2.2) The case can occur that there is already a segment containing potential connections to the prev. winner cells, but the permanence values are not high enough so that sufficient actual synapses are established. I.e.
it stays under the connection threshold to activate that segment. (“Closest to a winner”) In this case this cell with the segment with most connections is automatically the winner. This means we increase the permanence values of potential connections of the segment to active cells, decrease permanence values to inactive ones and add new potential connections to the segment for all active cells that were not yet contained.
After some iterations of inputs the winning cells will have a set of segments, for all different contexts it “won”. Where each segment contains potential connections(possibly being actual connections).
When a connections in a segment is formed there can be enough winning cells that are connected to cross a connection threshold. This “actives the segment” and when a cell has one or more segments activated it becomes polarized -> predictive state, making it the winner cell directly.
I think the initialization might not have been 100% clear in the episode. However, amazing explanations of this - when it comes to the details - quite complicated topic.
PS: We can also initialize a set of segments with random connections and then have the same cases just with a faster learning due to less chance to have a tie and needing to building up all segments. This is the way the paper describes the initialization:
If I got anything wrong please correct me.
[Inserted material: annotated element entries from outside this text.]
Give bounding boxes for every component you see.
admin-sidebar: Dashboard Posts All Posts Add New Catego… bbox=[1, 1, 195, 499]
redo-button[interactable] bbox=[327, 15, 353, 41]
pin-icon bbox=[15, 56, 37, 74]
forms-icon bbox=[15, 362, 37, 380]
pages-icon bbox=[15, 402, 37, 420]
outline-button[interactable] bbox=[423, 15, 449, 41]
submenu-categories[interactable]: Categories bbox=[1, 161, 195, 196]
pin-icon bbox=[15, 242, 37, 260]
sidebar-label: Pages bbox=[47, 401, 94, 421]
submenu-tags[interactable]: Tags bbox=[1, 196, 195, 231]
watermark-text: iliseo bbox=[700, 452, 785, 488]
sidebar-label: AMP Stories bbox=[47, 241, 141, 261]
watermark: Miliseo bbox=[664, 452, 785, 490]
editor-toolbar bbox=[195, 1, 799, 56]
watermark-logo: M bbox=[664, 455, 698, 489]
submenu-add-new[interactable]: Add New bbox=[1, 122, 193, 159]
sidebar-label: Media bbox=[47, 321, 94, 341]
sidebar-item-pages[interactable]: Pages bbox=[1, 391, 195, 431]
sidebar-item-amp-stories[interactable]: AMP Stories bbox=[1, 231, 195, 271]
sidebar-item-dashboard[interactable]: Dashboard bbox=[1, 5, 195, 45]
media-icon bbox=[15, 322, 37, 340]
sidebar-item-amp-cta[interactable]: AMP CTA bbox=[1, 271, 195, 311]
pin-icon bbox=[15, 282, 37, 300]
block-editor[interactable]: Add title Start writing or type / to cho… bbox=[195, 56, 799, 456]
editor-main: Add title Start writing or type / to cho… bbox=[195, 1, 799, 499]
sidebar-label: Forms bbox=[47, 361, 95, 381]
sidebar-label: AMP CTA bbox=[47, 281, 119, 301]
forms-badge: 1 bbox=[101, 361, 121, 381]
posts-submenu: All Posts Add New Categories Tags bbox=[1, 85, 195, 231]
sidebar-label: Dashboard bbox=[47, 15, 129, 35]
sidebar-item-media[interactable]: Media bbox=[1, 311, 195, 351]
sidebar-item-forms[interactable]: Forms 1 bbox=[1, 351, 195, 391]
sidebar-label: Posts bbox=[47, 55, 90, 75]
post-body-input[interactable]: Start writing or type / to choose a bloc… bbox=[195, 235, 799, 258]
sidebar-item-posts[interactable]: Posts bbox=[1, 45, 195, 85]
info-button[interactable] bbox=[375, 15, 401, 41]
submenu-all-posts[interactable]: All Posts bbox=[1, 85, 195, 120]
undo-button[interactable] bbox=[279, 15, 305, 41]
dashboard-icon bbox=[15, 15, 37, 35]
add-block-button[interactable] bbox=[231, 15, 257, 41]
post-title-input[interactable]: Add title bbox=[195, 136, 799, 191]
Regarding proximal synapses:
About randomly assigning permanence values to the random potential synapses during initialization, how is this(random permanence values) helpful?
Giving all those synapses some value just above the threshold would be more beneficial, right? As the potential synapses won’t be lost very quickly due to decrements and would be picked up(become active) easily if new local patterns come in the near future and also the neuron will pick up all the on bits “connected” to it from the start and work on those. Also, will reducing the synaptic permanence increment and decrement values(w.r.t to the distal synaptic increment and decrement) values be beneficial over time?
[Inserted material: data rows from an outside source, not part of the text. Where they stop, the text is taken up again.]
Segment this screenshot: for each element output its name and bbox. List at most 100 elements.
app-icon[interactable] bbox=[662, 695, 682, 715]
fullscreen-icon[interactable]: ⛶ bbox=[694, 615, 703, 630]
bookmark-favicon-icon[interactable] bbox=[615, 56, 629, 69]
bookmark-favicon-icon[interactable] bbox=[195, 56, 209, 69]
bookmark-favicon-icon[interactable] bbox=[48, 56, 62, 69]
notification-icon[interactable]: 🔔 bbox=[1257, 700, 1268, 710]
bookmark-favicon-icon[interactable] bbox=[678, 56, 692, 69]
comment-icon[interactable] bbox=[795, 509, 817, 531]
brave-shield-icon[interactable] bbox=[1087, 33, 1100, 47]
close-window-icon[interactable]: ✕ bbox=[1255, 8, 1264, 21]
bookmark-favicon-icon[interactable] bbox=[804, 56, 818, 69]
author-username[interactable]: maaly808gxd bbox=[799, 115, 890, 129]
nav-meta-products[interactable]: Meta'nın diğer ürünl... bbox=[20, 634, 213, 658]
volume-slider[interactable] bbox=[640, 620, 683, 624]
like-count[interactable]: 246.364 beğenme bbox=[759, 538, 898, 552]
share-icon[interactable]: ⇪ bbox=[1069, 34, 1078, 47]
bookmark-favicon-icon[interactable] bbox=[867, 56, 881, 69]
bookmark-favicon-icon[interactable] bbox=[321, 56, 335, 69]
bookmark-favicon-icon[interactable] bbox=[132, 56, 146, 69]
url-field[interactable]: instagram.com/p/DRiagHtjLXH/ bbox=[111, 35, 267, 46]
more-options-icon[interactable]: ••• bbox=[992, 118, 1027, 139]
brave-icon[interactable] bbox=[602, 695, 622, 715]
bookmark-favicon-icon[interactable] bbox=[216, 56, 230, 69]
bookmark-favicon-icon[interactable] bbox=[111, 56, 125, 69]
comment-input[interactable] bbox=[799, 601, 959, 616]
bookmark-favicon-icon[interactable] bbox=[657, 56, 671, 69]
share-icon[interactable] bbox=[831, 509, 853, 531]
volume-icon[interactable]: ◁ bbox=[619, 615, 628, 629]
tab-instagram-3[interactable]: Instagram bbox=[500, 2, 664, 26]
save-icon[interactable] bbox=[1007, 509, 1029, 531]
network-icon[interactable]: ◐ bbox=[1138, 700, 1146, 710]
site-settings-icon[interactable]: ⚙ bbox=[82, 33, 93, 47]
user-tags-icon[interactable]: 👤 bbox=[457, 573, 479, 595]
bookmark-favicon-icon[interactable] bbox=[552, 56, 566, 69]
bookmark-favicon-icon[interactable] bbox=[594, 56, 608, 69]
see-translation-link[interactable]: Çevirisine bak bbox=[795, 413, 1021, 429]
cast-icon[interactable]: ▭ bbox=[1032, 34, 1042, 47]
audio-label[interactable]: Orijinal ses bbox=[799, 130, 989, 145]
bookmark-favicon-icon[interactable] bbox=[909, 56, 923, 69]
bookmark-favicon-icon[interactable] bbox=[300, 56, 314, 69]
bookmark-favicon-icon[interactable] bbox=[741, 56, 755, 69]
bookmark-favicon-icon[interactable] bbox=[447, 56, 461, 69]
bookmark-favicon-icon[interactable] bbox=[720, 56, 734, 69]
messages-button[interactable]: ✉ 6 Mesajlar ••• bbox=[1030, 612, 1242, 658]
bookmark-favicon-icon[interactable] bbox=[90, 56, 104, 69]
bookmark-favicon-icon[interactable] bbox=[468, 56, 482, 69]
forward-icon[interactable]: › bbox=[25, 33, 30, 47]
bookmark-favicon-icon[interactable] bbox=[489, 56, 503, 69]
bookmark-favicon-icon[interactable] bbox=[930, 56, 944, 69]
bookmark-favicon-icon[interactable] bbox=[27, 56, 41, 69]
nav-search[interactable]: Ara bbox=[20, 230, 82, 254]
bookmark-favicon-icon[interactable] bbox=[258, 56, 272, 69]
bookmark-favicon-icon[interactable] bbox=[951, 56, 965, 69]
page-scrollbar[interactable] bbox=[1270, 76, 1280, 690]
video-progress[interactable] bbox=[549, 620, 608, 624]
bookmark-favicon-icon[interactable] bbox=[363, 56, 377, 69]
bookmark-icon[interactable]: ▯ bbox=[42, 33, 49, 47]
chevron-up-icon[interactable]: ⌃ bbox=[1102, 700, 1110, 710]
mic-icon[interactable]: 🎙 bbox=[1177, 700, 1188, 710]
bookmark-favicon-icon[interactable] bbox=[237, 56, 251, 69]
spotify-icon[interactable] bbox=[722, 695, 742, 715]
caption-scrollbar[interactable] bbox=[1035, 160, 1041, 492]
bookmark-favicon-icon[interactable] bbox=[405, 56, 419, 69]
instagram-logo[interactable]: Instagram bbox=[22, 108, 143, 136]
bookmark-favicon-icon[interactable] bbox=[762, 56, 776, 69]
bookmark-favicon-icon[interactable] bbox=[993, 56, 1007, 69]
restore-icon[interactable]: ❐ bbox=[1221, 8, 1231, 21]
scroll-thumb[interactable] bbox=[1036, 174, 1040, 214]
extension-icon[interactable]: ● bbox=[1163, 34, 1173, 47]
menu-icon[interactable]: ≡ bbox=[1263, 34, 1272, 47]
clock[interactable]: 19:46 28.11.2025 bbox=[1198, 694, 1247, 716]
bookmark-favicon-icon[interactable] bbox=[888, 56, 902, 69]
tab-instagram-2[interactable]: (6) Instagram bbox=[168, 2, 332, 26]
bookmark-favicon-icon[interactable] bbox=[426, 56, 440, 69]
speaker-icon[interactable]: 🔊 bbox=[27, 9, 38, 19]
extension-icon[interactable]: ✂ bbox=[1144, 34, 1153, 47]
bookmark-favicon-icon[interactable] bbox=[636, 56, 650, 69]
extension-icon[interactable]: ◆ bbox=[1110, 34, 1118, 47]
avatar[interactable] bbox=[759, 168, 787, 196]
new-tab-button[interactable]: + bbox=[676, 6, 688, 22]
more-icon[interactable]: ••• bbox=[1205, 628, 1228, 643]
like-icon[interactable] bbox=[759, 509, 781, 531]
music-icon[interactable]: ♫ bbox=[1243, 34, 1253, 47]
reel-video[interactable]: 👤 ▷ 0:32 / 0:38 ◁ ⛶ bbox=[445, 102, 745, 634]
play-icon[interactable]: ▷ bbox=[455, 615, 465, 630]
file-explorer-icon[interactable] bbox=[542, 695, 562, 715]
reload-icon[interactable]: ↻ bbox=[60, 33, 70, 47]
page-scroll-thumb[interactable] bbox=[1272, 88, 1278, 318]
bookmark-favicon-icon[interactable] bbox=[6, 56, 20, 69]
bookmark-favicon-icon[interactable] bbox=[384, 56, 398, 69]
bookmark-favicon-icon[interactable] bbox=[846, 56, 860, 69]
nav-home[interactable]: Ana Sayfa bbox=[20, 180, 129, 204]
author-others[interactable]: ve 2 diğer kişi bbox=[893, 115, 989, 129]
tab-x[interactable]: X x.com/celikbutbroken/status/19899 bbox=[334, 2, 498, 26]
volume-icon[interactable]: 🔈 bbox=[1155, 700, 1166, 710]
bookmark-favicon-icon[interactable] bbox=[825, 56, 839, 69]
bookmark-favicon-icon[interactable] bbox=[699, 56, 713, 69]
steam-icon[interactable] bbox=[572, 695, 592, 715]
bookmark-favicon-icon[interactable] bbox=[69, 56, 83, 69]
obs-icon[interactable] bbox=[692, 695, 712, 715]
We want a relatively large pool of potential synapses to be able to represent the input well. Thus we have a pool of e.g. about 85% potential connections.
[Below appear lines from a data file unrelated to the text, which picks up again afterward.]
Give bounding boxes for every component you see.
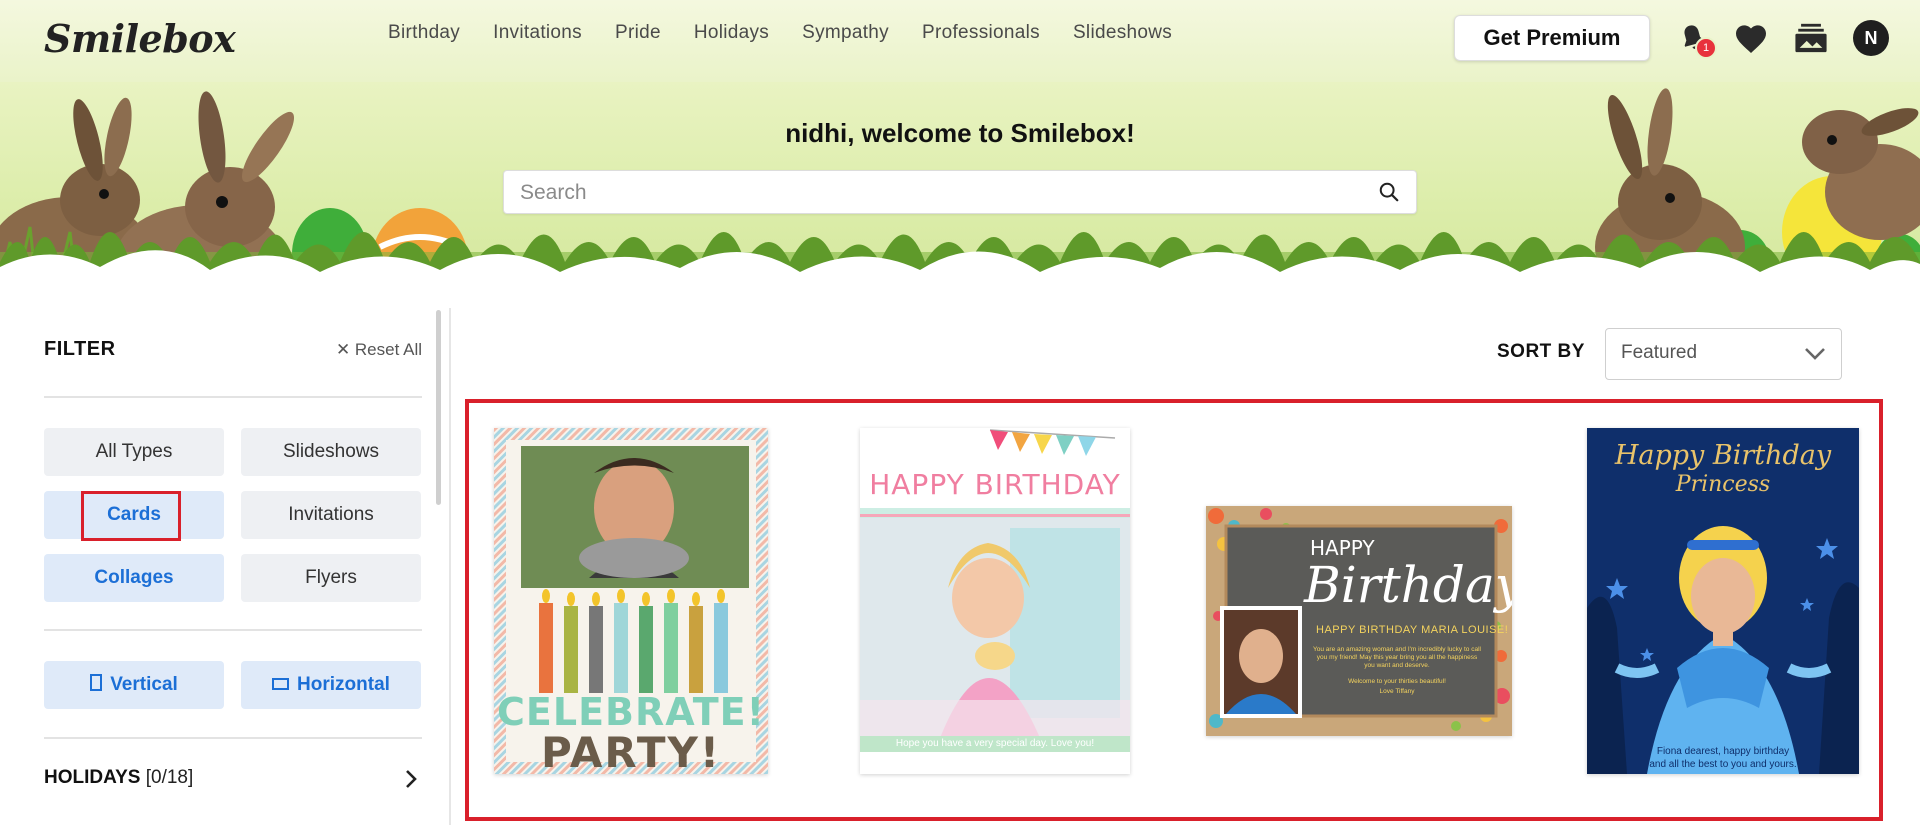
search-bar xyxy=(503,170,1417,215)
nav-sympathy[interactable]: Sympathy xyxy=(802,22,889,44)
type-chip-slideshows[interactable]: Slideshows xyxy=(241,428,421,476)
nav-invitations[interactable]: Invitations xyxy=(493,22,582,44)
notification-count-badge: 1 xyxy=(1695,37,1717,59)
type-chip-flyers[interactable]: Flyers xyxy=(241,554,421,602)
top-navigation-bar: Smilebox Birthday Invitations Pride Holi… xyxy=(0,0,1920,82)
filter-heading: FILTER xyxy=(44,338,116,360)
holidays-label: HOLIDAYS xyxy=(44,767,141,788)
main-nav: Birthday Invitations Pride Holidays Symp… xyxy=(388,22,1205,44)
landscape-icon xyxy=(272,674,290,696)
orientation-chip-vertical[interactable]: Vertical xyxy=(44,661,224,709)
heart-icon xyxy=(1736,25,1766,53)
hero-banner: nidhi, welcome to Smilebox! xyxy=(0,82,1920,307)
orientation-chip-horizontal[interactable]: Horizontal xyxy=(241,661,421,709)
sidebar-scrollbar[interactable] xyxy=(436,310,441,505)
card-sign-text: Love Tiffany xyxy=(1379,688,1415,695)
welcome-heading: nidhi, welcome to Smilebox! xyxy=(785,118,1135,148)
card-caption: Hope you have a very special day. Love y… xyxy=(895,738,1095,749)
photo-stack-icon xyxy=(1795,23,1827,53)
card-text-birthday: Birthday xyxy=(1304,556,1512,614)
card-text-princess: Princess xyxy=(1675,472,1771,497)
card-caption-line-1: Fiona dearest, happy birthday xyxy=(1656,746,1790,757)
reset-all-label: Reset All xyxy=(354,340,422,359)
nav-birthday[interactable]: Birthday xyxy=(388,22,460,44)
filter-sidebar: FILTER ✕ Reset All All Types Slideshows … xyxy=(44,307,422,825)
divider xyxy=(44,396,422,398)
card-subtitle: HAPPY BIRTHDAY MARIA LOUISE! xyxy=(1316,624,1509,636)
chevron-down-icon xyxy=(1803,346,1827,367)
nav-pride[interactable]: Pride xyxy=(615,22,661,44)
divider xyxy=(44,629,422,631)
sort-dropdown[interactable]: Featured xyxy=(1605,328,1842,380)
card-body-text: You are an amazing woman and I'm incredi… xyxy=(1313,646,1481,669)
type-chip-collages[interactable]: Collages xyxy=(44,554,224,602)
card-caption-line-2: and all the best to you and yours. xyxy=(1649,759,1797,770)
my-projects-button[interactable] xyxy=(1791,18,1831,58)
notifications-button[interactable]: 1 xyxy=(1673,18,1717,59)
card-text-happy-birthday: Happy Birthday xyxy=(1614,440,1832,471)
template-card-happy-birthday-girl[interactable]: HAPPY BIRTHDAY Hope you have a very spec… xyxy=(860,428,1130,774)
card-text-happy-birthday: HAPPY BIRTHDAY xyxy=(869,468,1121,501)
sort-selected-value: Featured xyxy=(1621,342,1698,363)
smilebox-logo[interactable]: Smilebox xyxy=(44,16,236,61)
type-chip-invitations[interactable]: Invitations xyxy=(241,491,421,539)
holidays-count: [0/18] xyxy=(145,767,194,788)
sidebar-divider xyxy=(449,308,451,825)
chevron-right-icon[interactable] xyxy=(404,769,418,794)
template-card-birthday-princess[interactable]: Happy Birthday Princess Fiona dearest, h… xyxy=(1587,428,1859,774)
search-icon[interactable] xyxy=(1378,181,1400,208)
reset-all-button[interactable]: ✕ Reset All xyxy=(336,340,422,360)
nav-slideshows[interactable]: Slideshows xyxy=(1073,22,1172,44)
card-text-party: PARTY! xyxy=(540,728,722,774)
divider xyxy=(44,737,422,739)
horizontal-label: Horizontal xyxy=(297,674,390,695)
search-input[interactable] xyxy=(518,171,1362,215)
template-card-chalkboard-birthday[interactable]: HAPPY Birthday HAPPY BIRTHDAY MARIA LOUI… xyxy=(1206,506,1512,736)
type-chip-all-types[interactable]: All Types xyxy=(44,428,224,476)
vertical-label: Vertical xyxy=(110,674,178,695)
close-icon: ✕ xyxy=(335,340,355,359)
nav-professionals[interactable]: Professionals xyxy=(922,22,1040,44)
sort-by-label: SORT BY xyxy=(1497,341,1585,362)
favorites-button[interactable] xyxy=(1731,18,1771,58)
portrait-icon xyxy=(90,673,103,697)
card-welcome-text: Welcome to your thirties beautiful! xyxy=(1348,678,1446,685)
holidays-filter-heading[interactable]: HOLIDAYS [0/18] xyxy=(44,767,193,789)
nav-holidays[interactable]: Holidays xyxy=(694,22,769,44)
cards-highlight-box xyxy=(81,491,181,541)
template-card-celebrate-party[interactable]: CELEBRATE! PARTY! xyxy=(494,428,768,774)
get-premium-button[interactable]: Get Premium xyxy=(1454,15,1650,61)
user-avatar[interactable]: N xyxy=(1853,20,1889,56)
Now we do not want to make all of them a connection (above threshold permanence) as we want a sparse representation and we want to impose as minimal constraints on the input distribution (which bits represent features) as possible. So we randomly assign permanence values with a normal distribution around the threshold such that about half of them are connected. A normal distribution also ensures the property you wished for that it is easy (with low variance) with decrements/increments to cross the threshold initially.
We could make more connections but this would then need to be balanced against in the inhibition phase when we rank all mini-columns and choose winner columns (as all mini-columns would have more connections).
The values are tune-able but we should have in mind that we want to represent the input distribution with its features as accurately as possible with a sparse representation in the Spatial Pooler.
In this sense it is useful to have all the different mini-columns having a different potential pool and then again initially randomly connections to this input fields. This helps to display different features for each different mini-column, which is later additionally supported by boosting.
Increasing the synaptic permanence increment will lead to faster learning (building connections specific to input).
Increasing the synaptic permanence decrement will lead to faster forgetting.